Nokia 770 Internet Tablet

GCN Lab review


The Nokia 770 Internet Tablet is a $200 paperweight. Nokia was unable to sidestep Sharp Electronics' mistake in making the Zaurus, a Linux-based handheld. Linux is counterintuitive enough as a desktop; as a handheld, it's like trying to solve a Rubik's Cube blindfolded. Figuring out something as simple as how to change the battery settings felt like playing around with a computer in the early days of graphical user interfaces.

The 770 is designed for wireless Internet browsing, which is the only thing it does well. It has limited e-mail functions and includes software such as a Really Simple Syndication news reader, an Internet radio, and an image viewer and media player for some types of media ' the operative word being some.

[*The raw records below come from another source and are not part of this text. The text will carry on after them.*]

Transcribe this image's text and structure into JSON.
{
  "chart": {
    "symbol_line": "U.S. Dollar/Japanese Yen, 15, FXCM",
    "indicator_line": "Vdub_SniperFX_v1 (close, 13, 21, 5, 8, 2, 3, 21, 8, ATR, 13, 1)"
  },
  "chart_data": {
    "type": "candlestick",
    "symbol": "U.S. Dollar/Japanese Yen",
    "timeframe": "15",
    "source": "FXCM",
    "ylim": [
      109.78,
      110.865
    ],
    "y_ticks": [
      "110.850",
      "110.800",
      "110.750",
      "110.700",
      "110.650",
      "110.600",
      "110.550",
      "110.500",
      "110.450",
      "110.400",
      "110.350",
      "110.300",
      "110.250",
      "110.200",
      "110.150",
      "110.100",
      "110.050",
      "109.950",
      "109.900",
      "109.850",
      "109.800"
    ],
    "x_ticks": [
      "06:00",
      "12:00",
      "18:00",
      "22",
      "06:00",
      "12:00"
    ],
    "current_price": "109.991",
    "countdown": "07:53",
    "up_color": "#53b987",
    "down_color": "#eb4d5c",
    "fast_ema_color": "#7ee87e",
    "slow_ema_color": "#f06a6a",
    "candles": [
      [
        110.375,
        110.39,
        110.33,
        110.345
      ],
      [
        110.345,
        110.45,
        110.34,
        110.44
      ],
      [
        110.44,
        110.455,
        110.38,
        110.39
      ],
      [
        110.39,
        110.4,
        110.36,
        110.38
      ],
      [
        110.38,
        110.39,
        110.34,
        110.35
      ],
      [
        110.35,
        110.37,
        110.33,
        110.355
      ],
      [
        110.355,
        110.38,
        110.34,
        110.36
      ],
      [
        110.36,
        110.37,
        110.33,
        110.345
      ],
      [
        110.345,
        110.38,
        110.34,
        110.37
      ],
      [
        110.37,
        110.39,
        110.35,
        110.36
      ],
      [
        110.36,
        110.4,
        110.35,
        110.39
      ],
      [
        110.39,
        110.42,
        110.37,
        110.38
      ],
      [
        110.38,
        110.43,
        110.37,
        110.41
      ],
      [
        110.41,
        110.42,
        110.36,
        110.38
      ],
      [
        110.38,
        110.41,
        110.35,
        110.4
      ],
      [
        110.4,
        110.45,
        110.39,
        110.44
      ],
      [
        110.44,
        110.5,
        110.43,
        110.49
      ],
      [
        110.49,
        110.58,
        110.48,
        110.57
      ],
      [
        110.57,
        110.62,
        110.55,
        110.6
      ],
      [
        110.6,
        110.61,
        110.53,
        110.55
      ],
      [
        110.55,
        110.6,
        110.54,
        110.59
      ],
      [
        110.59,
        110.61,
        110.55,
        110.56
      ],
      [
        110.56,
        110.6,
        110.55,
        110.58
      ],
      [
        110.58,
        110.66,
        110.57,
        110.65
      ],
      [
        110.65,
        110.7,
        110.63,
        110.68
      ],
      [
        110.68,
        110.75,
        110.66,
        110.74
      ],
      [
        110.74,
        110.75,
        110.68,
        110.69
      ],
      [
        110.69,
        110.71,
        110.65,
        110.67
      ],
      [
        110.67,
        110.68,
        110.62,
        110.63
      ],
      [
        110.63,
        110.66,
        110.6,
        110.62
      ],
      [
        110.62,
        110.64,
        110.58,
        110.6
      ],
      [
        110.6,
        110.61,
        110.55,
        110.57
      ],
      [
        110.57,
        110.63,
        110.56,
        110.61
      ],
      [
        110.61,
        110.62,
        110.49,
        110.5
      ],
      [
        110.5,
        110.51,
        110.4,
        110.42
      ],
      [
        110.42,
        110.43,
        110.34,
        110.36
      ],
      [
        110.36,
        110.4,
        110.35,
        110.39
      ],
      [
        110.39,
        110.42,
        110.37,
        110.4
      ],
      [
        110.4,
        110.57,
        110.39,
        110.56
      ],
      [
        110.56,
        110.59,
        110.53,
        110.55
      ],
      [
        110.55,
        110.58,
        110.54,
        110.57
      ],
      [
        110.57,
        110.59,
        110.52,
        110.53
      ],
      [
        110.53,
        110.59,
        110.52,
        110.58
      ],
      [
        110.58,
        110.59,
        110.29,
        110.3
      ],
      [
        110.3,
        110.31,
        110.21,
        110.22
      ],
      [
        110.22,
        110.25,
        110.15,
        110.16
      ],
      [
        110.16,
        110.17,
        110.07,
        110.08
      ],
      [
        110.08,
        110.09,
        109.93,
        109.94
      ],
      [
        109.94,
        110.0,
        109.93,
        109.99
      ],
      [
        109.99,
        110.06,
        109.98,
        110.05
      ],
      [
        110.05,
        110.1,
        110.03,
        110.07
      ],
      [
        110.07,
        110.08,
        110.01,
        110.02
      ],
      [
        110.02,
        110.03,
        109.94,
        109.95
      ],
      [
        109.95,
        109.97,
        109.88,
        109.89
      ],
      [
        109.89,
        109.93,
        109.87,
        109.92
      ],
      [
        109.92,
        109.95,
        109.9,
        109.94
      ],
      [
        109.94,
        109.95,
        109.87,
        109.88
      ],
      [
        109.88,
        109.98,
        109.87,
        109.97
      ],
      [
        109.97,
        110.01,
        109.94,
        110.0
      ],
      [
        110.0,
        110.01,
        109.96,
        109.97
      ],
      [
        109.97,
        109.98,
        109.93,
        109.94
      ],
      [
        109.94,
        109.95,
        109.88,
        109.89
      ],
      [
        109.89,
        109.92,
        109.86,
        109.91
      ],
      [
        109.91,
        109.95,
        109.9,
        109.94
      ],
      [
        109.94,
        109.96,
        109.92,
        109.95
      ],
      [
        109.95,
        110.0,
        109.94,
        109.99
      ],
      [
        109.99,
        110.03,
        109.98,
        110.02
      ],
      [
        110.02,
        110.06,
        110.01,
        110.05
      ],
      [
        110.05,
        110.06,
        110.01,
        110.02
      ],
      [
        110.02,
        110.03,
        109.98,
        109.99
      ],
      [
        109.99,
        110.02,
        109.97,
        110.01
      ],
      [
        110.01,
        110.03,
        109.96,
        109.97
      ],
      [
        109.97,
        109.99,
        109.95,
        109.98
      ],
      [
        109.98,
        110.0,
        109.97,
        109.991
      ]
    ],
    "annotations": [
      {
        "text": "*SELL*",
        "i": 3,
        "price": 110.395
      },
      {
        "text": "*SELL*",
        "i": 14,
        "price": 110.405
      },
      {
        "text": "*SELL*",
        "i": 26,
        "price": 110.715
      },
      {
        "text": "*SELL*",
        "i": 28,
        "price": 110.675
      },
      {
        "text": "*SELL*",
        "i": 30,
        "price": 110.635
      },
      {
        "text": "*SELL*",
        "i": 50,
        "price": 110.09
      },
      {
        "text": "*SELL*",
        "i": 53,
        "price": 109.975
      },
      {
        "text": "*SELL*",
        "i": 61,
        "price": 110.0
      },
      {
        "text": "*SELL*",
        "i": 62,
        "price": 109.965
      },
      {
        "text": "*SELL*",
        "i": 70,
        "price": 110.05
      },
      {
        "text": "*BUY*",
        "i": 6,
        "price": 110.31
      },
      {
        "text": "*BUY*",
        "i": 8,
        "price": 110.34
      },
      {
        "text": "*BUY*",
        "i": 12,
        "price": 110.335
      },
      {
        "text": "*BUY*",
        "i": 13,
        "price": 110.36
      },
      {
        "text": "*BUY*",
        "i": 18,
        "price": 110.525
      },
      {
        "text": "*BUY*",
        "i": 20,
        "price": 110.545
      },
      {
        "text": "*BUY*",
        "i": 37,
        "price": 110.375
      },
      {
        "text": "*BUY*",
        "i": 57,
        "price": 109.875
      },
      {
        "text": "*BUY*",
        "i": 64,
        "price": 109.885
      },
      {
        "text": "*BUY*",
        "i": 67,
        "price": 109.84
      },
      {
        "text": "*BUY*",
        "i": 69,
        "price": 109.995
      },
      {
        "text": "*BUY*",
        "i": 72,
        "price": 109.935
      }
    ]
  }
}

Nokia boasts that the 770 can make free Wi-Fi phone calls, but it only works with two services, the most popular being Google Talk.

Measuring 5.5 inches by 3.1 inches by 0.7 inches and weighing 8.1 ounces, the 770 is light but bulky, making it a difficult travel companion. It's powered by a 252 MHz Texas Instruments OMAP 1710 CPU backed by 64M of double-data-rate RAM, and 128M of internal Flash memory.

Despite having good performance and decent Web browsing capabilities, its complex navigational construct and limited list of applications, such as only one Internet radio option, place the Nokia 770 at the bottom of the barrel.